ÍNDICE
Início
“Centenas de crianças não deveriam ser mantidas em locais de detenção ao lado de adultos”. Mas são
“Nenhum ser humano deveria viver nessas condições”. Crescer no meio de “um grande deserto cheio tendas”
As crianças descendentes de portugueses nos campos de refugiados sírios
A “guerra” travada para conseguir fazer chegar ajuda
Chamam-lhes a “próxima geração de terroristas” que a ninguém pertence
O “pesadelo” que não acaba: o testemunho de quem cresceu num “filme de ação”

“Tudo começou quando eu estava no sexto ano. Os protestos decorriam em diferentes partes da Síria, mas não estavam perto. Mais tarde, foram-se aproximando e começaram a crescer. No início não era grave, mas fomos cautelosos. Fomos muito cautelosos.

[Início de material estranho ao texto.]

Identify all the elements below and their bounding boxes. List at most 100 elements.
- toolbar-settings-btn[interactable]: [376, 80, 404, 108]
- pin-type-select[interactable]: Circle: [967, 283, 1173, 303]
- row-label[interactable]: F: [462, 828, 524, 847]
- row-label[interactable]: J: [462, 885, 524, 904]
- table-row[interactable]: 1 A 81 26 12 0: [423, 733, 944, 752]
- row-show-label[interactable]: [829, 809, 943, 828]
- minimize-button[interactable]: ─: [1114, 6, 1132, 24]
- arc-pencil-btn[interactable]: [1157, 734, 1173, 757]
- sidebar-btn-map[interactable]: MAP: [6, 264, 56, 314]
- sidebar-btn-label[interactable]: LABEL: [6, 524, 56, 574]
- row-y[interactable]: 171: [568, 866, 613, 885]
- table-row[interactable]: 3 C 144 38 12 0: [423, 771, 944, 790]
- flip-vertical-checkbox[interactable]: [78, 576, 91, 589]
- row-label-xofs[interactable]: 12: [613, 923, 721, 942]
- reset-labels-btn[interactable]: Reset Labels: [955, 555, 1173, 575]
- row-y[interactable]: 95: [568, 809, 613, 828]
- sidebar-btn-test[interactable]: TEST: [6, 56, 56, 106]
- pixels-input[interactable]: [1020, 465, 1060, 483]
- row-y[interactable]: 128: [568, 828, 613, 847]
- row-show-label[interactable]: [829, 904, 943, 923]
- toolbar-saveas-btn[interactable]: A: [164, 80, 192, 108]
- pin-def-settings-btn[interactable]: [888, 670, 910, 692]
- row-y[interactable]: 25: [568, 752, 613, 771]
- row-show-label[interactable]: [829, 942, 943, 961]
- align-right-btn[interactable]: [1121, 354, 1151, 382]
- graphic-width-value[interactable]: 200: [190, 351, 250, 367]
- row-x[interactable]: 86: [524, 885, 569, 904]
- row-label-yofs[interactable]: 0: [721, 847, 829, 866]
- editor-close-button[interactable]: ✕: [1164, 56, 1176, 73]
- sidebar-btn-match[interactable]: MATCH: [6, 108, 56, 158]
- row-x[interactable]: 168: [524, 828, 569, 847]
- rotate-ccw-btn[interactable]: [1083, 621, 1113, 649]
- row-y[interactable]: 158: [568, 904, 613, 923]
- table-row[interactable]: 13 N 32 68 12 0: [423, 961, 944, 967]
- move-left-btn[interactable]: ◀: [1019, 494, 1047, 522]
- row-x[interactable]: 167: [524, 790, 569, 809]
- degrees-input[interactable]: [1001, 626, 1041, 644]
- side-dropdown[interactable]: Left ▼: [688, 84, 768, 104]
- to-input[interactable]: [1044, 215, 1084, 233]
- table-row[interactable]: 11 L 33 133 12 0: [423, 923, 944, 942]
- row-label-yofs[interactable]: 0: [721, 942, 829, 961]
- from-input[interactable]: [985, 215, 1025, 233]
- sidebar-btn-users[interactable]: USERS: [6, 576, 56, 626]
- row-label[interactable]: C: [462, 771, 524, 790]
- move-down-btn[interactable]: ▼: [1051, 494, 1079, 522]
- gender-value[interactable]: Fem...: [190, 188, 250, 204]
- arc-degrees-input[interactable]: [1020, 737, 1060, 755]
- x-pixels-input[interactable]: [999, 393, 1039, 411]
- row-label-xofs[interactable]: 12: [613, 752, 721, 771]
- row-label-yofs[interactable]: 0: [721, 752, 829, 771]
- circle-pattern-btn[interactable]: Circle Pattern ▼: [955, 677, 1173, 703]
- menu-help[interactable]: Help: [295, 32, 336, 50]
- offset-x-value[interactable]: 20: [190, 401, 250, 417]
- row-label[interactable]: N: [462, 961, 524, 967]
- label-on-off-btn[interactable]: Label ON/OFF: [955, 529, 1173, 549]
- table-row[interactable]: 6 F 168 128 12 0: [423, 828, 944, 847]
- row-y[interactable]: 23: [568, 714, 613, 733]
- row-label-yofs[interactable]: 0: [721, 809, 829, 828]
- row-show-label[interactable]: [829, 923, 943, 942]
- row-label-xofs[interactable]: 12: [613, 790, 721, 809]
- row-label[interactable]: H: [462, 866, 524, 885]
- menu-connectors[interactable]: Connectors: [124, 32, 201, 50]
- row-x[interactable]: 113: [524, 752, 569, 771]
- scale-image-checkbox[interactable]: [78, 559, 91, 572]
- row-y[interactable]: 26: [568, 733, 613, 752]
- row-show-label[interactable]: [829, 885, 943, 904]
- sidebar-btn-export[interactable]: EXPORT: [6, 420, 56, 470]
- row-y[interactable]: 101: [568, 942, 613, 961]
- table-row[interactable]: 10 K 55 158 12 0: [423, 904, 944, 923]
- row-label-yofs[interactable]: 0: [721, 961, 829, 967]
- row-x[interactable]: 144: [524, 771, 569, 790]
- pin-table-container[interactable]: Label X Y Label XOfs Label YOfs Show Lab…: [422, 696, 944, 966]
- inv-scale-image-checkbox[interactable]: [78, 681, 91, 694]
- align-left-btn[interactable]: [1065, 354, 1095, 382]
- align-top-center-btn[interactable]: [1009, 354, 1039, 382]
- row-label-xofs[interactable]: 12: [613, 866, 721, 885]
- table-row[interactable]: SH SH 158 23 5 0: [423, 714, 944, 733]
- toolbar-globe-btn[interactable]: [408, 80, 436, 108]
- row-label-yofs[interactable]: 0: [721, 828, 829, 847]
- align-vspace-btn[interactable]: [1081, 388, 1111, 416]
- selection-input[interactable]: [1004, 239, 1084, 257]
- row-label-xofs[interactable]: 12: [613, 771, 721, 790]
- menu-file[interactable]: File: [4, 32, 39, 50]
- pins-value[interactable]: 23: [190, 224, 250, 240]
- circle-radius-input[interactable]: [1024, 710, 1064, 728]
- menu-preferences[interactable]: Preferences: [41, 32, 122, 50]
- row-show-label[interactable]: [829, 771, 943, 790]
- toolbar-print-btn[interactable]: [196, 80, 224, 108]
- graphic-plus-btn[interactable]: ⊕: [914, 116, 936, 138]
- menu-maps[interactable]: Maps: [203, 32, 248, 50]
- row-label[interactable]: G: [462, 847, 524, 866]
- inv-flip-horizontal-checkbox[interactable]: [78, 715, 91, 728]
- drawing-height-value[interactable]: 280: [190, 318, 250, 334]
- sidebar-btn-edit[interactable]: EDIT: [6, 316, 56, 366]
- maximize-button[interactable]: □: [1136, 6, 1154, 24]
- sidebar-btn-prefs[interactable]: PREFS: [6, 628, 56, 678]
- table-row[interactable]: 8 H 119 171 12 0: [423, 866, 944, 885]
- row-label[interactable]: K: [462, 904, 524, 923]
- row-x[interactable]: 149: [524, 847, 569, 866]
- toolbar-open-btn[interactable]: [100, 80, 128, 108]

Três meses mais tarde, tornaram-se mais graves quando os tiros começaram a acontecer, os bombardeamentos, diferentes tipos de armamento começaram a ser usados”. A partir da Síria, o testemunho dado ao JPN é de Rawd Dandashi, uma jovem de 23 anos que cresceu no meio da guerra travada há mais de uma década no seu país.

Em 2011, a violência e a repressão foram usadas para controlar a crescente onda de contestação de um povo que, em 40 anos, conheceu apenas dois líderes: Hafez e Bashar al-Assad. Muitos anos antes, em 1982, um episódio na cidade de Hama viria a dar o tom da brutalidade do regime. Para pôr um fim à revolta da Irmandade Muçulmana, Hafez al-Assad deu ordens aos militares para agirem sobre os manifestantes. Mais de 25 mil pessoas acabariam por ser assassinadas pelas forças sírias

Mas foi em 2011 que eclodiu a guerra da Síria. Desde então, 11 anos de “tristeza”, “falta de liberdade”, perda de esperança. O povo sírio está preso num conflito sem fim à vista. Os anos passam, o número de mortos e feridos aumenta, mas a situação mantém-se. Muitos procuraram segurança nos campos de deslocados e refugiados ou em países vizinhos, mas, principalmente na Síria, é difícil encontrar um verdadeiro porto de abrigo.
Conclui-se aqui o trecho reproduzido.